COLUMBIA, S.C. — Just like the 12 other elections this century, it was a good night for Republicans in South Carolina.
The GOP continues to gain seats almost 25 years after taking control of nearly the entire state government. On Tuesday, they did not lose a single incumbent and likely added four Senate seats to have a 34-12 advantage in the chamber. Democrats had a 14-seat lead back in 1992.
It's the first time Republicans will have a two-thirds supermajority in the Senate, which assures they can end filibusters with ease. In the House, Republicans held firm with 87 seats in a 124-member chamber with two vacancies. The combination means Republicans can put constitutional amendment on ballots without a single Democratic vote.
The Associated Press has not declared a winner in two of the seats Republicans said they flipped because they have margins under the 1% of the vote that triggers a mandatory recount, including one race with a 32-vote margin in unofficial totals and provisional ballots left to argue over and count. But with modern voting machines, recounts almost never change a result in South Carolina.
''South Carolina sent us 34 Republican senators. We owe it to them to use them,'' Republican Senate Majority Leader Shane Massey said Wednesday.
Exactly what that means will have to wait until he gathers the 34 members for a caucus meeting later this month, Massey said.
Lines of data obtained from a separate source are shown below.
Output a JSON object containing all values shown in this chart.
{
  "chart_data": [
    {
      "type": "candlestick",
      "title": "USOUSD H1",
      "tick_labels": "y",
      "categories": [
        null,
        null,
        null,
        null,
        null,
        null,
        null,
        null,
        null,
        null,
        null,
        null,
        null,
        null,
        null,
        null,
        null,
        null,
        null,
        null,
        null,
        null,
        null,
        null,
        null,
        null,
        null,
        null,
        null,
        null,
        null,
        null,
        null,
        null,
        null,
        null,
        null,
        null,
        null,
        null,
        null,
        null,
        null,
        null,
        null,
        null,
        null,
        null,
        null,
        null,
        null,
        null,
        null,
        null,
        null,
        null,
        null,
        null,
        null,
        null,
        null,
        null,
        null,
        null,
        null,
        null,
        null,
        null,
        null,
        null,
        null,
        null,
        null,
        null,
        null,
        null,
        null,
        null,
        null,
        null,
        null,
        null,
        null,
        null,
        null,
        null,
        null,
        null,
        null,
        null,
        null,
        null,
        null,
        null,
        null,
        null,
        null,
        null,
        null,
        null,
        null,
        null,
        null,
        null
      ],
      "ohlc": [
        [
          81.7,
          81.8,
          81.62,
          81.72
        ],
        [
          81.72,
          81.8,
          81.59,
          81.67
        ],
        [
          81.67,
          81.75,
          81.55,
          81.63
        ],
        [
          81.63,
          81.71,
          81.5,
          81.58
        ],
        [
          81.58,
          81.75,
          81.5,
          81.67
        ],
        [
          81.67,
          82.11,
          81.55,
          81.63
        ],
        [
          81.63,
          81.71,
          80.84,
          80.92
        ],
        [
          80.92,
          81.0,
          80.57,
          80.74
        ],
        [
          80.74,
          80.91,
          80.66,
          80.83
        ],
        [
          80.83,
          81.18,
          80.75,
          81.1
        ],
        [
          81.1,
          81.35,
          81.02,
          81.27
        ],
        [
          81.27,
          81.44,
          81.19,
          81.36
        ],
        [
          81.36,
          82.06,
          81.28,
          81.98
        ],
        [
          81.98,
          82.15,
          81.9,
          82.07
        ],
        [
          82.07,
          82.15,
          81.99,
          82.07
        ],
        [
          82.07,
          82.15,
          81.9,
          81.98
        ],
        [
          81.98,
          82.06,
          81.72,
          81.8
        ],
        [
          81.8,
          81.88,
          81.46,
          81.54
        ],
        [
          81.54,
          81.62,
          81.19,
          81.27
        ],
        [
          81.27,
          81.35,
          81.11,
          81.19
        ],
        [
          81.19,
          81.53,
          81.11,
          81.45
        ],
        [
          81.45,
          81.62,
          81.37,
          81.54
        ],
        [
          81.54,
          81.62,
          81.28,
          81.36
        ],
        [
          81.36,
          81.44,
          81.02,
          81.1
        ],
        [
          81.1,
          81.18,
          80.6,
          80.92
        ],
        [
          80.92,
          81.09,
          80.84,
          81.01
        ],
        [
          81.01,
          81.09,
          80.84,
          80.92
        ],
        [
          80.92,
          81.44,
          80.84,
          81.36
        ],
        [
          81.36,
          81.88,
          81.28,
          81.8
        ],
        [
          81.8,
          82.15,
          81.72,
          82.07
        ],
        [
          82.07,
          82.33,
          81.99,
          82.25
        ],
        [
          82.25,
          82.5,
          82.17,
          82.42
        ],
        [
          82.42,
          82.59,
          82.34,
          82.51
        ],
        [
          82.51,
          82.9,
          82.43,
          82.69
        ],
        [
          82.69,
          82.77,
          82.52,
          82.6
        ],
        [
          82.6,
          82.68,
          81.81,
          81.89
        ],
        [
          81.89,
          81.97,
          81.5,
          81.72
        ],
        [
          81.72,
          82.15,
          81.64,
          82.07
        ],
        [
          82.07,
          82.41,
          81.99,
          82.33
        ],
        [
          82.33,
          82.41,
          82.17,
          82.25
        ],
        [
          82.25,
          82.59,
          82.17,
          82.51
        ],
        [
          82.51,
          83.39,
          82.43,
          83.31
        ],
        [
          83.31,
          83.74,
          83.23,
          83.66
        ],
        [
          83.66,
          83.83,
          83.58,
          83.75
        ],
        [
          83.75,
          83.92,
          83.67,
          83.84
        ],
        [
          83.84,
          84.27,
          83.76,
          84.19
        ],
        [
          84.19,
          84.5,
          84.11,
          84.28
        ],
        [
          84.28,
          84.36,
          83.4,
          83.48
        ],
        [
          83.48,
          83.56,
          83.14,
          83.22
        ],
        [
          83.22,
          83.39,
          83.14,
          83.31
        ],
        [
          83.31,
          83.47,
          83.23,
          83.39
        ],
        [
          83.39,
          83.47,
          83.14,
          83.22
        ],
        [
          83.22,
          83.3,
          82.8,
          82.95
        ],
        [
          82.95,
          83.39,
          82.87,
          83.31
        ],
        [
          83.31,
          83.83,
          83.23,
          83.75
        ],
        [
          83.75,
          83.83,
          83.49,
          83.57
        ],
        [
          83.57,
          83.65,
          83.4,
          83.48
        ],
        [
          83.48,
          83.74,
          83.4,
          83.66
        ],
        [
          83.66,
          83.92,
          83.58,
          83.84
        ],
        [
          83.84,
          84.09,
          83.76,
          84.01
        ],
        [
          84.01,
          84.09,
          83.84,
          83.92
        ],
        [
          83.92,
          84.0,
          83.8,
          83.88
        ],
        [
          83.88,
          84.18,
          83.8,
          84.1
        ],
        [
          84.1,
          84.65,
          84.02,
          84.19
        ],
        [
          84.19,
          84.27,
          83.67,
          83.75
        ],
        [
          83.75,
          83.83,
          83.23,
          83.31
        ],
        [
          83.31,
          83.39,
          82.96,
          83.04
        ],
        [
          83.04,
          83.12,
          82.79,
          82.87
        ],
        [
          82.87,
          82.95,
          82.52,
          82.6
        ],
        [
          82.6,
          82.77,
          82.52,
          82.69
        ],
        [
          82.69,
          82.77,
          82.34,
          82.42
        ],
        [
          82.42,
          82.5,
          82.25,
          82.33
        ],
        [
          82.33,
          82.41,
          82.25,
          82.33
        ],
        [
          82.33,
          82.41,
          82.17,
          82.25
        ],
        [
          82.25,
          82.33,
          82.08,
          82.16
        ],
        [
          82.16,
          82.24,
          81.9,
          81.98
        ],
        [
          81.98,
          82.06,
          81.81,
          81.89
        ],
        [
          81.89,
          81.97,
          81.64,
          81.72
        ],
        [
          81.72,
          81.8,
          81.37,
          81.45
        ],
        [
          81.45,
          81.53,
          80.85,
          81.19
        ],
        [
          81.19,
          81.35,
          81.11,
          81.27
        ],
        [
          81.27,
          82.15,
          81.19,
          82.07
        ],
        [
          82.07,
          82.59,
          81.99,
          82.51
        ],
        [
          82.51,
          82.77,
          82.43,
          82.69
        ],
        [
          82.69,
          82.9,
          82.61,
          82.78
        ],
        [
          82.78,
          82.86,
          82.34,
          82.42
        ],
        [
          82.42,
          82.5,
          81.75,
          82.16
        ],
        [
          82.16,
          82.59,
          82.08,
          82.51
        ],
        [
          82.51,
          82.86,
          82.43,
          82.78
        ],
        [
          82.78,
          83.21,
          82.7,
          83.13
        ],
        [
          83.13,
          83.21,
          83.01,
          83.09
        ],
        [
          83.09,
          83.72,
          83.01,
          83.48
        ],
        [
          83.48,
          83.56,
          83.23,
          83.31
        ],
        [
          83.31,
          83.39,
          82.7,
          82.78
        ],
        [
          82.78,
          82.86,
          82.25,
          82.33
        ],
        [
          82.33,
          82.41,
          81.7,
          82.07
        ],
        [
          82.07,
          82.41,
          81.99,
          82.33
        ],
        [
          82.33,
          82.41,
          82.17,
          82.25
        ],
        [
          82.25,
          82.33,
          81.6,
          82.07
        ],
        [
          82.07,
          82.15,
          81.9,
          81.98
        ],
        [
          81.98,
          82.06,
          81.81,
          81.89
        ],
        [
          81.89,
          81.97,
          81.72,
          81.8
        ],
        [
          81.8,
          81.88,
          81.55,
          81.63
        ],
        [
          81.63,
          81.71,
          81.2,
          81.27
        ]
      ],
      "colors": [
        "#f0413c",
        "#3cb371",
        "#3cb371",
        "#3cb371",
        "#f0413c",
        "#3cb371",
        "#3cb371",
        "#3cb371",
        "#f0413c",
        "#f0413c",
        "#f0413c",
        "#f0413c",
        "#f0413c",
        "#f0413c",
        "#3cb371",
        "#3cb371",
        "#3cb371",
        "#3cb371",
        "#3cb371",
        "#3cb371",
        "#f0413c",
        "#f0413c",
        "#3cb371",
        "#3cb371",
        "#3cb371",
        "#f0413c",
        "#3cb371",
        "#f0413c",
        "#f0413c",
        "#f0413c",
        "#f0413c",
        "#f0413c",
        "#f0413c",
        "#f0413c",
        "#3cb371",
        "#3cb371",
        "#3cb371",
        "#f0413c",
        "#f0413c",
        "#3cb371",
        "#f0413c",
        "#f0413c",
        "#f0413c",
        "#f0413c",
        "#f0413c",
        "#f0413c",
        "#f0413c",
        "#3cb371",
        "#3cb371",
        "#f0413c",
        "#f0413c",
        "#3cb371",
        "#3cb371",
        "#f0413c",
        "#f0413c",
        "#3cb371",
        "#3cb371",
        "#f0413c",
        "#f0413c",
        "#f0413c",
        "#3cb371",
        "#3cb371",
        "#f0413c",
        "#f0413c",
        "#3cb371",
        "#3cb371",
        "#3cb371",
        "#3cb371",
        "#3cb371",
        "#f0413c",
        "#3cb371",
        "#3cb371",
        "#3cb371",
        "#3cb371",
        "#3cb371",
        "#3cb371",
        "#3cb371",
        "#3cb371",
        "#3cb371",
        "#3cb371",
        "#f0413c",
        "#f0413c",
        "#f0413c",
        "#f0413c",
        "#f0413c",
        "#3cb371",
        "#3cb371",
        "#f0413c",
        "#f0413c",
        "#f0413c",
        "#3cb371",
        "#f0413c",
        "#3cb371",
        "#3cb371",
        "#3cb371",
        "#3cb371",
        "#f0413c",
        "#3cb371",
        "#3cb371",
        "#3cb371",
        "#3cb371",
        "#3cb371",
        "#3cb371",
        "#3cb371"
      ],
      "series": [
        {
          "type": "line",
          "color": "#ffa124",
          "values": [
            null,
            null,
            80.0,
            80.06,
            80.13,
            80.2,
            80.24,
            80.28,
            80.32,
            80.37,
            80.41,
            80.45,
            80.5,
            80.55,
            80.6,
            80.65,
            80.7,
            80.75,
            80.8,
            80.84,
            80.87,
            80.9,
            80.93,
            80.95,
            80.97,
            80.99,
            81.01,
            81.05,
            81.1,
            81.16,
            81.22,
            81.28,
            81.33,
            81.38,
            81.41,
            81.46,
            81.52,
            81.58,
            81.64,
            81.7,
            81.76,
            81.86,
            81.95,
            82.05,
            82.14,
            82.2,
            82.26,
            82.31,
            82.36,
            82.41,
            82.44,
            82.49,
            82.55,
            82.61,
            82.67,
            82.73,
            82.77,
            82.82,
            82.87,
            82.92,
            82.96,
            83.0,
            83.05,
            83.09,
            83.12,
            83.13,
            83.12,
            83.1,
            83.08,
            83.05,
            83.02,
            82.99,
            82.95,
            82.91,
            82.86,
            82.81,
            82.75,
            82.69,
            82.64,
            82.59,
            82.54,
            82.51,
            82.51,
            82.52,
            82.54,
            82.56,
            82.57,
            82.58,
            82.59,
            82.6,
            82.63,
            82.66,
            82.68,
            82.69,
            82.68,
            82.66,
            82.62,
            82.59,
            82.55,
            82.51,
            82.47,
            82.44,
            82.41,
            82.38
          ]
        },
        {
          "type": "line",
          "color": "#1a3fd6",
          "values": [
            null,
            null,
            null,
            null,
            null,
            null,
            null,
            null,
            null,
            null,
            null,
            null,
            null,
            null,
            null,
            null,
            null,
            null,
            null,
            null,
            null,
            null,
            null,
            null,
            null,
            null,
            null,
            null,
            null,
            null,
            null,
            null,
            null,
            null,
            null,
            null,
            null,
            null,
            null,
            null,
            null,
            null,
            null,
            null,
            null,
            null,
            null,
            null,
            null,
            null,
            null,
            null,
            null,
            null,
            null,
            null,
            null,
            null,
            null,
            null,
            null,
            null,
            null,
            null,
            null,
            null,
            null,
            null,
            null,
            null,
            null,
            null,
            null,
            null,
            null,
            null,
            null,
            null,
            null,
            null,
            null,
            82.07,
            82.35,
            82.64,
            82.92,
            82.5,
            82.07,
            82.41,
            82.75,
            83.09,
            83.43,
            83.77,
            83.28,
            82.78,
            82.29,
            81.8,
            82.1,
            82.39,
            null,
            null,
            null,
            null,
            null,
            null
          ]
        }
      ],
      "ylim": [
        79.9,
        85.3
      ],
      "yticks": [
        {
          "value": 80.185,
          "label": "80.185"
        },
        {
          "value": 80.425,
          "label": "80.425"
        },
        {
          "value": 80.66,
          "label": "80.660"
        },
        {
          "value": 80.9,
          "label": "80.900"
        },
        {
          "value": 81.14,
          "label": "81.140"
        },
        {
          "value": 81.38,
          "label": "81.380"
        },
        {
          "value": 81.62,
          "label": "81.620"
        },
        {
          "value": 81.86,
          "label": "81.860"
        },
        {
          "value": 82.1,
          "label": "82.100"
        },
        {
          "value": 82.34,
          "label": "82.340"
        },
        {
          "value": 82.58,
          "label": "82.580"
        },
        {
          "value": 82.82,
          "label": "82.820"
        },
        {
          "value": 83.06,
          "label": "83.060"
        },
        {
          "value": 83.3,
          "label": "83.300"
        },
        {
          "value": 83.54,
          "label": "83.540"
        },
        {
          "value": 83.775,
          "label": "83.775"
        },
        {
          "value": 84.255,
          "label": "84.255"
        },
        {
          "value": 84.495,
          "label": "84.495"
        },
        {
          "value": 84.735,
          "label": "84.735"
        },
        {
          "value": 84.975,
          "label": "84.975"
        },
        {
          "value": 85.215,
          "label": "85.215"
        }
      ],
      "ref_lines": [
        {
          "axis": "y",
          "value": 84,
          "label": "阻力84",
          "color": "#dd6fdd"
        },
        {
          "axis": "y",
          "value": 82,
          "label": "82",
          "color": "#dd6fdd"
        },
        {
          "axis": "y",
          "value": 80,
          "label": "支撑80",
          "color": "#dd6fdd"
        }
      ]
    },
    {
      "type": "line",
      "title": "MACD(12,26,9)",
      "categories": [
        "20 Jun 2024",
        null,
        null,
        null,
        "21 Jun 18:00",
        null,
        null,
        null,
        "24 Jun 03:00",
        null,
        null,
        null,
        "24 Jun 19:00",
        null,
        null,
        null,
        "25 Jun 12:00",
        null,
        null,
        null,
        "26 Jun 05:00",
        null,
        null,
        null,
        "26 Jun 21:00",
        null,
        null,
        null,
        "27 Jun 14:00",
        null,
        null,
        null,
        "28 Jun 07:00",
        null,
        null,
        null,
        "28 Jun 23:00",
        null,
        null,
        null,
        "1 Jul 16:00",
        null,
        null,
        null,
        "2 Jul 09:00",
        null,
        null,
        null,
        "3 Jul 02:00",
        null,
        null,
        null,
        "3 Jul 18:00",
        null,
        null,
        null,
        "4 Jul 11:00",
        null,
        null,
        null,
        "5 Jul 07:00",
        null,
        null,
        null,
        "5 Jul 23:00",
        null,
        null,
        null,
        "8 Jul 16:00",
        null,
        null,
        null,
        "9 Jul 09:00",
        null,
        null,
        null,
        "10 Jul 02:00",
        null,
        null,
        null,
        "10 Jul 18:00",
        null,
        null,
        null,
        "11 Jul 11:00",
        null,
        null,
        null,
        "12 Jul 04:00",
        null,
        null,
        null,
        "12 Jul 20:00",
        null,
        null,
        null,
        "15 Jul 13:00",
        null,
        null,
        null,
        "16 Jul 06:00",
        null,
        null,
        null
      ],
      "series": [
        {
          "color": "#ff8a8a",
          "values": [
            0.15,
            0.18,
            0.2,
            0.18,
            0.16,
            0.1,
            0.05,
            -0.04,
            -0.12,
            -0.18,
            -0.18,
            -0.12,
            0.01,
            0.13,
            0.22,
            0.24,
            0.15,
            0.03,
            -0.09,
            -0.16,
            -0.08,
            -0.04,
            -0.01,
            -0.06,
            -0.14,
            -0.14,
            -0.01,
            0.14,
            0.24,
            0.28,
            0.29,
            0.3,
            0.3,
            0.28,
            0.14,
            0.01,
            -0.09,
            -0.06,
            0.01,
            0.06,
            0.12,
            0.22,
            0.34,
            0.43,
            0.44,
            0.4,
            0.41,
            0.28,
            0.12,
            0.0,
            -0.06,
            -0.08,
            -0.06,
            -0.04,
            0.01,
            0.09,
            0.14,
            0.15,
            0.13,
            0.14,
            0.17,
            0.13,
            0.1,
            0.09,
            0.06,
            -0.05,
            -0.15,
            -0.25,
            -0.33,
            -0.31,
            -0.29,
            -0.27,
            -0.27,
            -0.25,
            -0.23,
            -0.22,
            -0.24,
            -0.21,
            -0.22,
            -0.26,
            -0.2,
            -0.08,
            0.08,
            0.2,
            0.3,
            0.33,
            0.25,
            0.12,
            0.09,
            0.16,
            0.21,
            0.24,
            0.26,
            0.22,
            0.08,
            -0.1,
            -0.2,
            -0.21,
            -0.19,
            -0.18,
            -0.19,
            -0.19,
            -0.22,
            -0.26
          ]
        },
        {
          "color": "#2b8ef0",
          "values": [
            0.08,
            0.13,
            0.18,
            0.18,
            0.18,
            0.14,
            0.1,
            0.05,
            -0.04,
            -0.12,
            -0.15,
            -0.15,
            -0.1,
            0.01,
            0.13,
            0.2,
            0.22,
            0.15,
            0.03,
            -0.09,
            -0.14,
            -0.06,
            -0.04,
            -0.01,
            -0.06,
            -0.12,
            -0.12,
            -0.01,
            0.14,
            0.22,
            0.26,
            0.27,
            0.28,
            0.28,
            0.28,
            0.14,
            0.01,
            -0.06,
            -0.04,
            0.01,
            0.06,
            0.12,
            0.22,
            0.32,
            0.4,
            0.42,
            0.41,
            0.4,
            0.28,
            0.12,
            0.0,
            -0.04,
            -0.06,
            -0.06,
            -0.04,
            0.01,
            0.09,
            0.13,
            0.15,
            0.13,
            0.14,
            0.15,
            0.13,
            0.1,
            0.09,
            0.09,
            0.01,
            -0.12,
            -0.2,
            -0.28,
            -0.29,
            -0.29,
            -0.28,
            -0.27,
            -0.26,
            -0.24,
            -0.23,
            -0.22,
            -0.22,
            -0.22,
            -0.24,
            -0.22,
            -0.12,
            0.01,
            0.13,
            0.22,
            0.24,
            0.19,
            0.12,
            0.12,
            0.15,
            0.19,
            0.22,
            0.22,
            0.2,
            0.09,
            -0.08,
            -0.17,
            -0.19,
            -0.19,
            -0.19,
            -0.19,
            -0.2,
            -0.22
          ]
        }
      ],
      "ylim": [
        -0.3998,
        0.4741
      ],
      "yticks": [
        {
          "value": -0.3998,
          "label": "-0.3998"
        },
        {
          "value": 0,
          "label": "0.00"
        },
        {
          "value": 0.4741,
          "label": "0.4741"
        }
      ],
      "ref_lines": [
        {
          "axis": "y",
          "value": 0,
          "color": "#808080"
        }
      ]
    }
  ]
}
More loosening of gun laws is a long-desired conservative goal, and for some another is a total ban on abortion instead of the state's current law making abortions illegal after cardiac activity is detected about six weeks into a pregnancy.
''Life is a personal issue. Like many things, I'm going to have to find out where my new members are,'' Massey said.
And there are a lot of them. In an institution where senators often stay for decades, there will be 13 new members in 2025. Nine of them are Republicans.